Roald Dahl, pifferaio magico dell’era moderna, fu un bambino buono, attaccatissimo alla sua mamma alla quale scrisse una lettera alla settimana. Fu un bambino ingenuo e dotato di vivacissima fantasia: un dono prezioso che gli consentì di sopravvivere alle terribili punizioni e prepotenze che costellarono la sua infanzia e a raccontarle poi, con levità rara, in BOY, il suo libro di ricordi.

  • Domenica 27, alle 19.30, direttamente dal laboratorio sonoro dei Don Turbolento, aprirà la serata una performance elettronica dance che reinterpreta i canoni del dj-set con improvvisazioni live e una produzione mash-up di brani che hanno contribuito a definire gli orizzonti temporali della band. A seguire, alle 21, TRAINSPOTTING 2, di Danny Boyle. Sono passati vent’anni. Molte cose sono cambiate, ma altrettante sono rimaste le stesse. Mark Renton torna all’unico posto che da sempre chiama casa. Lì ad attenderlo ci sono Spud, Sick Boy, e Begbie, insieme ad altre vecchie conoscenze: il dolore, la perdita, la gioia, la vendetta, l’odio, l’amicizia, l’amore, il desiderio, la paura, il rimpianto, l’eroina, l’autodistruzione e la minaccia di morte. Sono tutti in fila per dargli il benvenuto, pronti ad unirsi ai giochi.

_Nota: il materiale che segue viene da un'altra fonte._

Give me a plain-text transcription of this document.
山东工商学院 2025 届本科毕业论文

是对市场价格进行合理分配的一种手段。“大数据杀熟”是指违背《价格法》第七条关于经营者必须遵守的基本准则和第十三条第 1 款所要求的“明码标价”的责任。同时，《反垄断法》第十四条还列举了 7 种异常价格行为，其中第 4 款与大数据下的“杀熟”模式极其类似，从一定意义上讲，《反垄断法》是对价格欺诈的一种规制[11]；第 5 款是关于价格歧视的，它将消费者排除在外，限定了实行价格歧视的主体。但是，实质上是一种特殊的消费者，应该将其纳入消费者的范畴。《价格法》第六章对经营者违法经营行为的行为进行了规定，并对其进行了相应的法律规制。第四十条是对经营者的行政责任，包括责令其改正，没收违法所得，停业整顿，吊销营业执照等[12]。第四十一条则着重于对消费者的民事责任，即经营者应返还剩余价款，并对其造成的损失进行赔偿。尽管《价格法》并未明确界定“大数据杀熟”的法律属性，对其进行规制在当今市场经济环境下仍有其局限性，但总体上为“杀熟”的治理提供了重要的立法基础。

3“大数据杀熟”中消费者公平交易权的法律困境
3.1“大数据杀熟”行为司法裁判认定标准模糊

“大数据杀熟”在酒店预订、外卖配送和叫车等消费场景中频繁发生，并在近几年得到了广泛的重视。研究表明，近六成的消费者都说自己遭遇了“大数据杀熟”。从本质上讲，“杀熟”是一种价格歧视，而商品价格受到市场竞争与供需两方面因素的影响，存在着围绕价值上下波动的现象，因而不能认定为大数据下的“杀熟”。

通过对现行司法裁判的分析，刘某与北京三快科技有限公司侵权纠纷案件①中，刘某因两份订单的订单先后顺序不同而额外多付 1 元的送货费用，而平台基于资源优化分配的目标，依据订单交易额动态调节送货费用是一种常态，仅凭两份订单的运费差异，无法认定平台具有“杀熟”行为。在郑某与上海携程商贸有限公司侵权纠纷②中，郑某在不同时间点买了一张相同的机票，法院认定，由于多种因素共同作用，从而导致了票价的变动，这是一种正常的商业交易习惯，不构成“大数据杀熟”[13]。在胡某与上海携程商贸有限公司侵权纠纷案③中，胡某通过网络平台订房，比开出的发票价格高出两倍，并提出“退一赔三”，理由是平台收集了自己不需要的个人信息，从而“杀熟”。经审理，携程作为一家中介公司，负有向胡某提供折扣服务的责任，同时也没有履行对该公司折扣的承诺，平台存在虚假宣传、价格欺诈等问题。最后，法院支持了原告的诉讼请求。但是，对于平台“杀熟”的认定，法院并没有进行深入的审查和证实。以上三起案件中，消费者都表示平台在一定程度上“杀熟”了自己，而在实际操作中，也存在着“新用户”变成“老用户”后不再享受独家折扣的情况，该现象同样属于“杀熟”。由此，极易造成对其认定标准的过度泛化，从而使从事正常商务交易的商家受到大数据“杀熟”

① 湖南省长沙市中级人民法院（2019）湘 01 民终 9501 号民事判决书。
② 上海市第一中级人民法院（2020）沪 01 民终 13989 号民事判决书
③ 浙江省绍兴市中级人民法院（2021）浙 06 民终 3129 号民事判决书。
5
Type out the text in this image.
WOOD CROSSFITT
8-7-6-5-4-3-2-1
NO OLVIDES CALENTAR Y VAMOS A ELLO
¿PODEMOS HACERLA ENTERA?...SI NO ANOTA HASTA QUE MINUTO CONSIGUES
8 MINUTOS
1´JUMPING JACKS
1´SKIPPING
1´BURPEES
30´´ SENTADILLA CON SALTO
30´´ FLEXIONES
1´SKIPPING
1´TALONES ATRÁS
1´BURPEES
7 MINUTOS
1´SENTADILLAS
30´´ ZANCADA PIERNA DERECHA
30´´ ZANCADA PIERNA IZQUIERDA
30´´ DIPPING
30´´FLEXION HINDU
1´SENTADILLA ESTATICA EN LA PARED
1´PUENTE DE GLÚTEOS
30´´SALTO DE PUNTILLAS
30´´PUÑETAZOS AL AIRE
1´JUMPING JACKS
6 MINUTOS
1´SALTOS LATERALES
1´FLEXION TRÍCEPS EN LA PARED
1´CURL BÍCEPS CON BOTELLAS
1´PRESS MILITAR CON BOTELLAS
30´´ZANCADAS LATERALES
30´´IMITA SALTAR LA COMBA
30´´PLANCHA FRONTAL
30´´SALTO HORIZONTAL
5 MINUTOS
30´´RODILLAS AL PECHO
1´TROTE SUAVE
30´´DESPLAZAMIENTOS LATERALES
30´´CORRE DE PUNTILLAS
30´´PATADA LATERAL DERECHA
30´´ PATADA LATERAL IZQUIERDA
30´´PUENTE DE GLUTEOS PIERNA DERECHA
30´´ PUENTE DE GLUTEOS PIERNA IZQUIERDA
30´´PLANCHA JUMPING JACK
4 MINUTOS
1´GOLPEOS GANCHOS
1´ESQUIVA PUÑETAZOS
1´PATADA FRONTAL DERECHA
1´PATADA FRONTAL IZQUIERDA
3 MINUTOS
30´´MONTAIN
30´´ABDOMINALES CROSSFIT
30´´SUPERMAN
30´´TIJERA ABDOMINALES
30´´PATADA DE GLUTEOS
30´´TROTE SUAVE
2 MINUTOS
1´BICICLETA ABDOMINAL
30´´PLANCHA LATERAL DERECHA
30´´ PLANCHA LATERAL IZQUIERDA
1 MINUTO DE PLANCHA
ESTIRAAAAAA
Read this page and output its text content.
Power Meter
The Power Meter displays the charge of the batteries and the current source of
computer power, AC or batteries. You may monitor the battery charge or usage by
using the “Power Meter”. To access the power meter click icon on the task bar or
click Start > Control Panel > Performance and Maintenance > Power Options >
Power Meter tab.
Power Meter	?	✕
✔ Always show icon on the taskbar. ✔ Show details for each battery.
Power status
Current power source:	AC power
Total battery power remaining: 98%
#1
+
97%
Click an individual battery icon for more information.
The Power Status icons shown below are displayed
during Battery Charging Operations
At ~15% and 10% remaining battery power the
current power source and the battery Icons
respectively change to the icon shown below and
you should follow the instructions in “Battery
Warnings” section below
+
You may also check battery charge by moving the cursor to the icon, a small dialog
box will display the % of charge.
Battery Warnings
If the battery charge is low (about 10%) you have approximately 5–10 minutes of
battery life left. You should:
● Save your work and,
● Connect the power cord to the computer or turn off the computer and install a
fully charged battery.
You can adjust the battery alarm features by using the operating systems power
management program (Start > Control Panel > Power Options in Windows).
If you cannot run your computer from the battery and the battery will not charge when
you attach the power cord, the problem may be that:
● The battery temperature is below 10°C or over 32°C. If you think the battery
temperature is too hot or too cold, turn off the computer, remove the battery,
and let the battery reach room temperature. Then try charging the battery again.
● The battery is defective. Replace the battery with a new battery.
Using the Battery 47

  • Lunedì 28, alle 21, sarà l’occasione per poter ammirare una delle sorprese dell’ultima stagione TUTTO QUELLO CHE VUOI, di Francesco Bruni, un film fresco, di un’intelligenza e una sensibilità rare nella commedia di costume contemporanea, la storia toccante e turbolenta dell’amicizia tra mondi estremi per età, cultura e classe. Un ponte generazionale teso tra nonni e nipoti empatico e prezioso interpretato da uno strepitoso Giuliano Montaldo e dall’esordiente Andrea Carpenzano.
  • Martedì 29 alle 19.15 si potrà partecipare alla visita teatralizzata, Alla scoperta del castello, a cura dei Servizi Educativi della Fondazione Brescia Musei. Il capitano Sorelli racconterà il lungo lavoro di recupero e miglioramento della Torre dei prigionieri, mentre un erudito archeologo porterà il pubblico alla scoperta del castello in epoca romana, tra fortezze e Dei pagani. Alle 21 si potrà invece assistere alla proiezione di VIRGIN MOUNTAIN, dell’islandese Dagur Kári, una fiaba piena di fiducia nell’umanità, un ritratto delicato e, a tratti, surreale.
  • Mercoledì 30 alle 21 sarà in programma al Giardino dell’Eden I FIGLI DELLA NOTTE, di Andrea De Sica, film con cui il regista si è aggiudicato il Nastro d’Argento 2017 come migliore regista esordiente. Giulio, 17enne di buona famiglia, si ritrova improvvisamente catapultato nell’incubo della solitudine e della disciplina di un collegio per rampolli dell’alta società, dove vengono formati i “dirigenti del futuro”. L’istituto è situato tra le montagne delle Alpi, le regole sono rigide e ferree e il nonnismo dei ragazzi più anziani non rende certo più semplice la vita di Giulio. L’unico conforto per lui diventa l’amicizia Edoardo, anche lui ospite del collegio. I due ragazzi ben presto diventano inseparabili, complici le scappatelle notturne dalla scuola-prigione e la frequentazione della giovane prostituta Elena. La trasgressione, però, fa parte dell’offerta formativa: il collegio è a conoscenza del locale e delle uscite notturne e gli educatori, tra cui Mathias, vigilano costantemente senza farsi notare…

In attesa di svelare il week end finale, a chiudere il mese di agosto, giovedì 31 alle 21, sarà in programma il film del regista spagnolo Raul Arevalo LA VENDETTA DI UN UOMO TRANQUILLO, “un film teso, potente e prepotente (…) che in originale – Tarde para la ira – avverte: è tardi per la rabbia. (…) il debutto dell’attore Raúl Arévalo (…) è una feroce analisi sulla violenza, tanto che si pensa al western in una cornice che viaggia dalla Madrid periferica alla campagna”. Un film, girato in 16mm (oggi quasi nessuno usa più la pellicola), che ha l’aria di un poliziottesco italiano dei ’70 per quanto è ruvido e spigoloso e con cui Raúl Arévalo ha vinto contemporaneamente il Goya (Oscar spagnolo) per Miglior Film e Regista.